Diuk Monmouth posmarował bułkę miodem. - Mówiłem, żebyś nie prosił mnie o pieniądze - sprostował, celując w syna nożem. - Jeśli nie masz mi nic do powiedzenia, milcz. Gdy ojciec przeszył go wzrokiem, poczuł się jak pięciolatek, który znowu zmoczył łóżko. Po chwili diuk wlepił wzrok w poranną gazetę. Na pewno wstał przed świtem i wezwał swoich londyńskich doradców, agentów i księgowych na pierwsze zebranie w sezonie.
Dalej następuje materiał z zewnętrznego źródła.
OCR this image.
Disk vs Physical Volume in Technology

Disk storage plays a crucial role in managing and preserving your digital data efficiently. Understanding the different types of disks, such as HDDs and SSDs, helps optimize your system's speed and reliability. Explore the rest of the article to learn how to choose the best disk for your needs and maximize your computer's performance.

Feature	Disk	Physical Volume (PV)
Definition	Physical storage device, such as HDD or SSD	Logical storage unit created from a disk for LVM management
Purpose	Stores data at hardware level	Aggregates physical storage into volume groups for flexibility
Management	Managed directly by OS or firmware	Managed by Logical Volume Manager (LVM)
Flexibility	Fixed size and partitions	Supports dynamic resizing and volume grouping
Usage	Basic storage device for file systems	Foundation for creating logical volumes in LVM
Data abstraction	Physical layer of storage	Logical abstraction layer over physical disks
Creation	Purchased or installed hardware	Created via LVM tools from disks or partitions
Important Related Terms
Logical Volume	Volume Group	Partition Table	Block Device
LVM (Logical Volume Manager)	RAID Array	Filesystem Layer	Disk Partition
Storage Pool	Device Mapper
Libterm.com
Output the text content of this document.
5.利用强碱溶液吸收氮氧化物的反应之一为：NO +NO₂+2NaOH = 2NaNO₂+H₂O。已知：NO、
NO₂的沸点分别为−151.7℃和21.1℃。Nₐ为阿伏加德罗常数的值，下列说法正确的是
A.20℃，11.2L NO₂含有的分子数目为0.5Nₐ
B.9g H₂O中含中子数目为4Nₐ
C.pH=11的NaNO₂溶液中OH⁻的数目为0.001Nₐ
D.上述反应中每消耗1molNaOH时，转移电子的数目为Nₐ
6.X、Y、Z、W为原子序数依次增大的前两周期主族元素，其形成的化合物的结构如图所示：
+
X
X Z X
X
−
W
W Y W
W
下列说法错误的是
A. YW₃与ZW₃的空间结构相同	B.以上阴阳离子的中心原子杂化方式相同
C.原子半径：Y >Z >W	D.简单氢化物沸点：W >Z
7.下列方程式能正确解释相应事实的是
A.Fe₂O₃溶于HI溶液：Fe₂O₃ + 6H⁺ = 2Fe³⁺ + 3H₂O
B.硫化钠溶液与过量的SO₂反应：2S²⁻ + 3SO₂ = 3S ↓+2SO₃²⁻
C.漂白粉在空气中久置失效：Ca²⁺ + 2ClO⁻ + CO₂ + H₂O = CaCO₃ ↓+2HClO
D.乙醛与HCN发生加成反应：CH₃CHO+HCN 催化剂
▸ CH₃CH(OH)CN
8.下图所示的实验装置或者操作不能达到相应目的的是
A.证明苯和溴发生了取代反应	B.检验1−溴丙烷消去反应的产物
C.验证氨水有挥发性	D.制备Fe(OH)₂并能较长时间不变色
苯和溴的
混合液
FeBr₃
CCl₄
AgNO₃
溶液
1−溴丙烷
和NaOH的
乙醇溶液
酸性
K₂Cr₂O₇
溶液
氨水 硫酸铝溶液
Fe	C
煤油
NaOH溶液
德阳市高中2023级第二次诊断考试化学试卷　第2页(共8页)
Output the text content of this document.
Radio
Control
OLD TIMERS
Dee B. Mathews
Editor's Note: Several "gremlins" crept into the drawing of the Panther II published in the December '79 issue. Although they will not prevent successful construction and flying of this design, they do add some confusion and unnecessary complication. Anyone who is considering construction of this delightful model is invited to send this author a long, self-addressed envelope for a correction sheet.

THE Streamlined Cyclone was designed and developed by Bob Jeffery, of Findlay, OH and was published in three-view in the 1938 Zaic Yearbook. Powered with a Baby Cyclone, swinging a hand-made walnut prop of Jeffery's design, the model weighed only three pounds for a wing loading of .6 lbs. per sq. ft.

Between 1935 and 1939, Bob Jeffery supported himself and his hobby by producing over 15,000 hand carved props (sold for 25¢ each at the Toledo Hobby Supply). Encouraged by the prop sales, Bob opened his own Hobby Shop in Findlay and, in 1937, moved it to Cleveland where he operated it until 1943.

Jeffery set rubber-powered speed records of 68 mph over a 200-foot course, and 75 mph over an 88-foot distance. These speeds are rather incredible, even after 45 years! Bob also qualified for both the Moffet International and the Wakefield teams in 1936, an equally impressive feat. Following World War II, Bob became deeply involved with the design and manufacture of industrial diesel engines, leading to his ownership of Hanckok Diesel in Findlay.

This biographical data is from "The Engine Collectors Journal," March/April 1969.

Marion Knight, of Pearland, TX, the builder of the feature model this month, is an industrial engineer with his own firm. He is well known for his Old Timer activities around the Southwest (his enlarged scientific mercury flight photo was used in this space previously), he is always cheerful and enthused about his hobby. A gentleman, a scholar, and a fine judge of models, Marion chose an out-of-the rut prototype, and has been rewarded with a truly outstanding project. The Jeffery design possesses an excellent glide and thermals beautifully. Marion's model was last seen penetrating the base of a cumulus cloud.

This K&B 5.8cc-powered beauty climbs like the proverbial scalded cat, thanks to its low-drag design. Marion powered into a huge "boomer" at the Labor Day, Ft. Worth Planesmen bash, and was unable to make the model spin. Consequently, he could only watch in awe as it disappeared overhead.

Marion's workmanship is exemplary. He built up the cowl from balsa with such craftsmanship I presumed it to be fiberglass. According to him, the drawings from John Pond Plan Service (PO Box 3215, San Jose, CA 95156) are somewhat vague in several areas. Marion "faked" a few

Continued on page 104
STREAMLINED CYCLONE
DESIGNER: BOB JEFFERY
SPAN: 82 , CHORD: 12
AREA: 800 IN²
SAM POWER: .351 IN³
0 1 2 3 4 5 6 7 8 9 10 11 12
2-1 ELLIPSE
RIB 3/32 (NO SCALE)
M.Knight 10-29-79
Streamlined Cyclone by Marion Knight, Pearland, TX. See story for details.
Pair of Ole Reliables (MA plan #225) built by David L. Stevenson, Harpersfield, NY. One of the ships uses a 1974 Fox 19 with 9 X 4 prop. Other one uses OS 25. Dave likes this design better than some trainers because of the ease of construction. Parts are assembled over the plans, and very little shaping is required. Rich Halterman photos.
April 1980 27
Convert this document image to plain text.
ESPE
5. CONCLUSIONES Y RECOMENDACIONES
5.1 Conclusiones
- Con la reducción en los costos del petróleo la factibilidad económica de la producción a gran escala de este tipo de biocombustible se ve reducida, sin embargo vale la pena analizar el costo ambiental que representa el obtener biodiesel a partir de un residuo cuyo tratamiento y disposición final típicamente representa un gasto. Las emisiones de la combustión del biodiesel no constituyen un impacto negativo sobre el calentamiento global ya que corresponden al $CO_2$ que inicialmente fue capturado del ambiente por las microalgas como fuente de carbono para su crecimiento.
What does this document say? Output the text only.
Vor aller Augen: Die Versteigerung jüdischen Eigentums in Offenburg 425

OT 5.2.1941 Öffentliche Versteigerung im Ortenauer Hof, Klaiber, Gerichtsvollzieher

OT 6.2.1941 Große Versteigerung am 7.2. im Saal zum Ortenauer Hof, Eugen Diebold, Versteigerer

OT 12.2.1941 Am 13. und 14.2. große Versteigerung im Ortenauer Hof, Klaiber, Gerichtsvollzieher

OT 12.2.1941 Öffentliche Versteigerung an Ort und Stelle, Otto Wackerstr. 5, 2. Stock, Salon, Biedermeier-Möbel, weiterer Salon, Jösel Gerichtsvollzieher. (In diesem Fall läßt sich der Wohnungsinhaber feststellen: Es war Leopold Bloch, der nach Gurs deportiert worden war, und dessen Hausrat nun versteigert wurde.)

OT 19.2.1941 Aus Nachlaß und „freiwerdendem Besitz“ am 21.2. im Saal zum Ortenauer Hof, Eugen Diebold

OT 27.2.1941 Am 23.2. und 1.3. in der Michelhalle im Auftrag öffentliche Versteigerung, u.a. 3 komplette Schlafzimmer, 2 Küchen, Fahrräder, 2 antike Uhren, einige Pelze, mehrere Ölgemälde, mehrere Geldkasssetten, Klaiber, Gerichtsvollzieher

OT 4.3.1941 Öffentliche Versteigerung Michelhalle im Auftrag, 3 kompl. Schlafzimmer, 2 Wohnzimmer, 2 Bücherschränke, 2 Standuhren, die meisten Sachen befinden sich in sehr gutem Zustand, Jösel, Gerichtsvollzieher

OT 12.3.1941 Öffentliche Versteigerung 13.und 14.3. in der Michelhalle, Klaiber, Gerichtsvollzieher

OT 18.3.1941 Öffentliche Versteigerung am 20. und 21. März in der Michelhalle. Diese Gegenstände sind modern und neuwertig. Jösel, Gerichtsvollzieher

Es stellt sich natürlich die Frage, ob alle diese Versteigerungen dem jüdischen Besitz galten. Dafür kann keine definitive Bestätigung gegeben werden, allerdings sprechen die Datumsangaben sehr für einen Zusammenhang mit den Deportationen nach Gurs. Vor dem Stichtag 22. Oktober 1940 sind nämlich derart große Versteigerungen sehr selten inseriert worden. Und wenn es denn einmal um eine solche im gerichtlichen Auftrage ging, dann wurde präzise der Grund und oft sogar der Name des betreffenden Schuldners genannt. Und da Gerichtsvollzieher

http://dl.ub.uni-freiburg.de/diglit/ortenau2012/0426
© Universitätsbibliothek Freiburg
Ten Sprawdź jak niewiele go obchodzi ludzka opinia. - Mam lepszy pomysł - wtrącił pospiesznie. - Wydajmy w środę przyjęcie. - Można by zachować w sekrecie powód zaproszenia - podsunęła Rose. - Sądzisz, Lucienie, że książę Jerzy też by przyszedł? - Książę Jerzy? - powtórzyła Fiona i oczy jej zabłysły. - Przyjdzie, jeśli go poproszę. Po raz kolejny zrewidował swoją opinię o kuzynce. Po odpowiednim przeszkoleniu byłaby z niej niezła krętaczka. - Mimo to chcę podzielić się wieścią z paroma przyjaciółkami - oświadczyła Fiona z nieco mniejszą podejrzliwością w głosie. Lucien wzruszył ramionami. - Wolałbym nie psuć niespodzianki, ale powiedz komu chcesz. Osoba, którą mogłaby zranić nowiną, była bezpiecznie zamknięta w jego piwnicy.